From the time the first inquest finding was quashed, Michael had to wait 31 years for it to be reinstated. His wife did three years in gaol; Michael’s career as a Christian minister was destroyed, as was his marriage; and, all the time, he was pariah in the eyes of so many.
He felt that however impossible things appeared, God would ultimately be with them.
But Michael stayed at the helm, never succumbing to depression, never consumed by bitterness, never becoming neurotic or taking to drink. When the High Court dismissed his and Lindy’s appeals against their convictions in 1984, Michael felt it appropriate to step down from the Seventh-day Adventist ministry.
But he never lost his faith and, along with Lindy, he felt that however impossible things appeared, God would ultimately be with them. In many ways, his attitude towards those who despised him was: “God forgive them, for they know not what they do”
In more secular terms, Kipling wrote in If:
If you can wait and not be tired by waiting,
Or being lied about, don’t deal in lies,
Or being hated, don’t give way to hating,
And yet don’t look too good, nor talk too wise
In the second stanza, Kipling went on to say:
If you can bear to hear the truth you’ve spoken
Twisted by knaves to make a trap for fools
Michael had always told the truth, as had Lindy. They had stated exactly what they knew and remembered. But everything was turned around, by ill-meaning members of the public, by police, lawyers, bureaucrats. A sinister meaning was attributed to much of what they said and did. The only time it worked in their favour was when a matinee jacket Lindy said Azaria had worn was found. Upon that discovery in February 1986, as it indicated Lindy had been telling the truth about at least that all along, the Northern Territory Government caved in. It released Lindy and ordered an inquiry. Even though that was the first step towards exoneration, it was, in a sense, only a pyrrhic victory. But Michael had proved his resilience.
Kipling said if you:
watch the things you gave your life to, broken,
And stoop and build ’em up with worn-out tools…

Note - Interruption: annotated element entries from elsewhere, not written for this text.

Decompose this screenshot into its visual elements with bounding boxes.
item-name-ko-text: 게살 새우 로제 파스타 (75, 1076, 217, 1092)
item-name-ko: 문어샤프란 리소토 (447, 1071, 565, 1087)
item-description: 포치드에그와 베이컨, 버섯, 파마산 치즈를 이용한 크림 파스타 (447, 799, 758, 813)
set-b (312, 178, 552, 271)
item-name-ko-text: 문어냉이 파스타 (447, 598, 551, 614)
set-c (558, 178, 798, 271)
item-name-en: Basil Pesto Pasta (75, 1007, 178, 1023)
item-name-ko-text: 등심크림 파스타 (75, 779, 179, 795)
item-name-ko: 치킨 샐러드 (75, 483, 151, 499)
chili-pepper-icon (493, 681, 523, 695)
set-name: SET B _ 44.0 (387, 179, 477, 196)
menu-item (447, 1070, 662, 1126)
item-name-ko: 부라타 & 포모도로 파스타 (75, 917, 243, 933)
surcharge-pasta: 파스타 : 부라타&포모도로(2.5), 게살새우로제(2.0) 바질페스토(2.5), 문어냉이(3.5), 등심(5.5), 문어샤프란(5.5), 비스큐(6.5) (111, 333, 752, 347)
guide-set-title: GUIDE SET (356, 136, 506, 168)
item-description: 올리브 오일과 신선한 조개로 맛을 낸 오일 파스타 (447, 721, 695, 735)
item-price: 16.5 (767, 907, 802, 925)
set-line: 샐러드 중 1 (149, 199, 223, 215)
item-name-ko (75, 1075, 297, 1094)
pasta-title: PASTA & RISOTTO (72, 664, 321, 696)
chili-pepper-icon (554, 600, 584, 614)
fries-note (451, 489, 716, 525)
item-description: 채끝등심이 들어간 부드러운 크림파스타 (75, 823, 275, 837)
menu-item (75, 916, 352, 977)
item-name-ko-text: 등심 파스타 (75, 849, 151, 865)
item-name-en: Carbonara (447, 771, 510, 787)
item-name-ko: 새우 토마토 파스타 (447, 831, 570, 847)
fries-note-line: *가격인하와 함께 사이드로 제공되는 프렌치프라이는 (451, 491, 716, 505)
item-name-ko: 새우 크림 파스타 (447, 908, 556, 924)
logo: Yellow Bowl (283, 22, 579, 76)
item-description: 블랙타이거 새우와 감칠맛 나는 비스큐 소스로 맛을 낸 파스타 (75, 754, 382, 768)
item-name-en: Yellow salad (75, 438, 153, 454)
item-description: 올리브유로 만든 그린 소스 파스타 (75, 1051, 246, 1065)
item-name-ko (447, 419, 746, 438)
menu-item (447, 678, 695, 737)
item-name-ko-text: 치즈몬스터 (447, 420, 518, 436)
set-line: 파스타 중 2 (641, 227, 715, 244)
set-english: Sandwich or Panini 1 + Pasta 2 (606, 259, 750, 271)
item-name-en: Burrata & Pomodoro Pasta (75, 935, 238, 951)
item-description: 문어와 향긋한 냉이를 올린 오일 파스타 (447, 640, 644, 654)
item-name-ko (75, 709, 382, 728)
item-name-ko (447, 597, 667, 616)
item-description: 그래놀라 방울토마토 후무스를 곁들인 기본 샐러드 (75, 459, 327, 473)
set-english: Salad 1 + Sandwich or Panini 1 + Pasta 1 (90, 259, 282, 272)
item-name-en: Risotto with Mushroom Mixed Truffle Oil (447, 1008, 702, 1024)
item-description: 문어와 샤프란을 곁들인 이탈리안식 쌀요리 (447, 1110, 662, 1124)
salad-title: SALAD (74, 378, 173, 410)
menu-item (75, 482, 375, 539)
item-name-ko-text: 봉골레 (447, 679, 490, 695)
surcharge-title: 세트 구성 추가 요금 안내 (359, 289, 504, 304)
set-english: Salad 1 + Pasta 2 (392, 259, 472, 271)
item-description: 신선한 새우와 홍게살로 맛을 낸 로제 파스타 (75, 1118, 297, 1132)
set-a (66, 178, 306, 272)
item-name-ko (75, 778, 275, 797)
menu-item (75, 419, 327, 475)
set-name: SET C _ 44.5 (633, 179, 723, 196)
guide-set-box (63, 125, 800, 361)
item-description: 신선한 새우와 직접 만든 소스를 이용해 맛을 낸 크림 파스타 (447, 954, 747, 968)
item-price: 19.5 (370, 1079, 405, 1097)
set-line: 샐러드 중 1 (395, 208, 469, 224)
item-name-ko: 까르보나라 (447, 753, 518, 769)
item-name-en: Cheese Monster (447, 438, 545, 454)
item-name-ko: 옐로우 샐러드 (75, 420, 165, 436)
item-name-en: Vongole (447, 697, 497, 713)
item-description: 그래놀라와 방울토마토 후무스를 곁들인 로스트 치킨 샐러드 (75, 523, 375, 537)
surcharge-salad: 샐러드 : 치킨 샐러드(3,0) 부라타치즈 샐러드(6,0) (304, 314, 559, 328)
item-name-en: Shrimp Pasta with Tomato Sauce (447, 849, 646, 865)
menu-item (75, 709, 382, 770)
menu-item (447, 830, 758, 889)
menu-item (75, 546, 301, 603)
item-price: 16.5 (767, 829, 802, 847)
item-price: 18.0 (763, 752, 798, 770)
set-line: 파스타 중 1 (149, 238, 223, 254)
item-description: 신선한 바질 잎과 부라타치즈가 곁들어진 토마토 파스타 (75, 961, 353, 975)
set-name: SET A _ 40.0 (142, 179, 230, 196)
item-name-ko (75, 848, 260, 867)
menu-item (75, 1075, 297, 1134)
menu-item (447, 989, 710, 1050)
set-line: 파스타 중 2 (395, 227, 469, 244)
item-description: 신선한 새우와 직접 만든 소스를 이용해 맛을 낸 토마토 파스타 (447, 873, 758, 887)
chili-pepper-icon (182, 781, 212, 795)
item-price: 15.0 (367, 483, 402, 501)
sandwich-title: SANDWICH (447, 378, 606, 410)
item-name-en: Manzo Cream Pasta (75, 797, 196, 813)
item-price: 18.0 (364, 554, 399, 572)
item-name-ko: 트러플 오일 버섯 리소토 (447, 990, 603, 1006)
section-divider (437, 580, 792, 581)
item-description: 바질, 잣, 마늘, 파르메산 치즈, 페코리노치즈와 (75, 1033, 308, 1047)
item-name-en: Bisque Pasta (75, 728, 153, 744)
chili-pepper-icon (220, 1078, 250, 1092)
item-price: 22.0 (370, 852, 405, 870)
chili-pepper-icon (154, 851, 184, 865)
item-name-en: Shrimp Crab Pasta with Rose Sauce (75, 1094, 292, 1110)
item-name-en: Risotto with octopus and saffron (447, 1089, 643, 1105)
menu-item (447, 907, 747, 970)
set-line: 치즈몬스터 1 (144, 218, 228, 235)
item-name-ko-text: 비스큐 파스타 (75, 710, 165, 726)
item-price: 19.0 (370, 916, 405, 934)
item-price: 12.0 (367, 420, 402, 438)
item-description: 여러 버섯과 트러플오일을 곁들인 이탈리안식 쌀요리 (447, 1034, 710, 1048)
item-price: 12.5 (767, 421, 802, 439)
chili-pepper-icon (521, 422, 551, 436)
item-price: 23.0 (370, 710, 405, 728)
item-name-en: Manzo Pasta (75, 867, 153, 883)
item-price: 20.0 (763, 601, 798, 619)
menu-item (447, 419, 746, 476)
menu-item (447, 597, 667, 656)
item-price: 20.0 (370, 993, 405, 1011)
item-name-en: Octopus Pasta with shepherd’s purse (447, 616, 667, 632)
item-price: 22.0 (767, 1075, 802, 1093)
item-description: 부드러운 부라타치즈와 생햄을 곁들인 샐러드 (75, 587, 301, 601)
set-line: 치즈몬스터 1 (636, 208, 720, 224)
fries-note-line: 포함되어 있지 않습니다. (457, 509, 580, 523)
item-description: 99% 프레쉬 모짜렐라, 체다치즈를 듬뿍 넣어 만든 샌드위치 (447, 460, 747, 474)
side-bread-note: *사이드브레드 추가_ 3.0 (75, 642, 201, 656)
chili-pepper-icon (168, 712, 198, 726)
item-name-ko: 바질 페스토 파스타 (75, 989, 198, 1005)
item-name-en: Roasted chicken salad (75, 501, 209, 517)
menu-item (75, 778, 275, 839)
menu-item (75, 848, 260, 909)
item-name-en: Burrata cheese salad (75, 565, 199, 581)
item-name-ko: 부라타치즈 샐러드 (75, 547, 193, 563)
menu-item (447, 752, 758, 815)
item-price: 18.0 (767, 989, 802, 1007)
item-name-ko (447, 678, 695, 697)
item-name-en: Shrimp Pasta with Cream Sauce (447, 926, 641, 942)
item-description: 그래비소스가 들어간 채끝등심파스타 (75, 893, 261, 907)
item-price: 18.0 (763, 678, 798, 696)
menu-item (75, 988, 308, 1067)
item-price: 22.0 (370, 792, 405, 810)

Michael Chamberlain had another serious misfortune when his second wife, Ingrid, suffered a debilitating stroke in 2011. This obliged him then to become a full-time carer. But he did that without complaint, and turned the knowledge he gained from that – about stroke victims and carers – into a new subject for his academic research with the University of Newcastle. One might have wondered how Michael was able to continue. But he did.
If you can force your heart and nerve and sinew
To serve your turn long after they are gone,
And so hold on when there is nothing in you
Except the Will which says to them: ‘Hold on!’
If a man were to do all that, Kipling concluded: “you’ll be a Man, my son!”
The fact that Michael Chamberlain did all that, stayed at the helm long after people had written him off, never lost his faith or his determination, was an example to everyone. He indeed emerged as a Man among Men, and, I suggest, might have made a contribution to changing Australia’s culture.
Malcolm Brown is a former reporter with the Sydney Morning Herald. He covered the Chamberlain case from 1980 till 2012. He worships at St Philip’s Anglican Church, Eastwood, New South Wales.